In the preface to the 1987 reprint of Custer Died for Your Sins, Vine Deloria, Jr. wrote that although there had been substantial changes to the US federal government's policies towards Indigenous peoples and a widespread shift in Indigenous modes of organizing and the wider social and political context,
the Indian task of keeping an informed public available to assist the tribes in their efforts to survive is never ending, and so the central message of this book, that Indians are alive, have certain dreams of their own, and are being overrun by the ignorance and the mistaken, misdirected efforts of those who would help them, can never be repeated too often. (1987, xiii)
This quote basically sums up Deloria's original task in writing Custer Died for Your Sins.
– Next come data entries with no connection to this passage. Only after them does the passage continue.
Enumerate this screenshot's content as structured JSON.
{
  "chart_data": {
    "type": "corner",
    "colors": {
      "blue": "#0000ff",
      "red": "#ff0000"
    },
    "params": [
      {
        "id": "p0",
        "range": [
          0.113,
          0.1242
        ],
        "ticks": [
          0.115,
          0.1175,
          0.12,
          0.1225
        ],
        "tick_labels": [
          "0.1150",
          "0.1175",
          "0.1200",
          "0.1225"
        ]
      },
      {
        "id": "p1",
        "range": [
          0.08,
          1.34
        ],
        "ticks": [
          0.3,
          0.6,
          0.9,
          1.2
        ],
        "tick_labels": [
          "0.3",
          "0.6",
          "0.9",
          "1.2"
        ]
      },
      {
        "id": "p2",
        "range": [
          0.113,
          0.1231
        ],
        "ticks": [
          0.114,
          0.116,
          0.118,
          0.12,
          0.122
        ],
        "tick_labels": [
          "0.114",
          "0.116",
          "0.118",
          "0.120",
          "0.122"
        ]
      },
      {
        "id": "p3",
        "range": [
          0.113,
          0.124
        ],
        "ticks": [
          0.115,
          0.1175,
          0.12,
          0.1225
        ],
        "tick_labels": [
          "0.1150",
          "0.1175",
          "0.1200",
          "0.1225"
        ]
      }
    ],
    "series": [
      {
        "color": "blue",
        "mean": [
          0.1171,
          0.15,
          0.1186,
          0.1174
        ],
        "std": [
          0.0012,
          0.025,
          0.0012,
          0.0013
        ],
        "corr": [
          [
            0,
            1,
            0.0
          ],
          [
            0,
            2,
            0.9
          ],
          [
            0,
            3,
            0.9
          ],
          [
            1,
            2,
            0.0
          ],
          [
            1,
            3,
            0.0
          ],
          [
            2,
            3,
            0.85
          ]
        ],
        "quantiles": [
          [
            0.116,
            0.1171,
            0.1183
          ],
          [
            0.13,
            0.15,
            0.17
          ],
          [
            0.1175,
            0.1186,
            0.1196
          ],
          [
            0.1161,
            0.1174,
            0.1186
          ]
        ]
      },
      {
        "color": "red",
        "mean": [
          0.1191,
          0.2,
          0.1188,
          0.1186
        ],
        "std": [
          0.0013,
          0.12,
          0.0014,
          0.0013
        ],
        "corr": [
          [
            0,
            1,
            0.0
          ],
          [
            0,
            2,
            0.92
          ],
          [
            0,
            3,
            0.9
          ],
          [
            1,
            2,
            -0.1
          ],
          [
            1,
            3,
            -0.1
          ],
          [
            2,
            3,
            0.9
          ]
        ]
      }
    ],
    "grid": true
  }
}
This book raised strong, often polemical objections to the ways that Indigenous people continued to be mistreated in the 1960s through economic immiseration, the suppression of traditional spiritual practices, and, most importantly, the de facto or de jure "termination" of Native tribes, aka "paper genocide." Yet he did not expect those responsible for these policies to read or take his work seriously. Rather, as the quote above indicates, Deloria had another audience in mind: well-meaning White liberals, in church or society, who sought to "help" Indigenous people without deconstructing their own perspectives and institutions, which, like US society as a whole, have the "passing away" of Indigenous nations built in as a foundational assumption. For Deloria, this assumption runs through US politics, religion, social movements, and, perhaps most controversially, even Indigenous nations' own systems of tribal governance. The book is organized into chapters, each of which discusses one of these areas and suggest ways that prevailing institutions and attitudes will need to change so as not to be grounded in a genocidal mentality towards those whom they are trying to "help."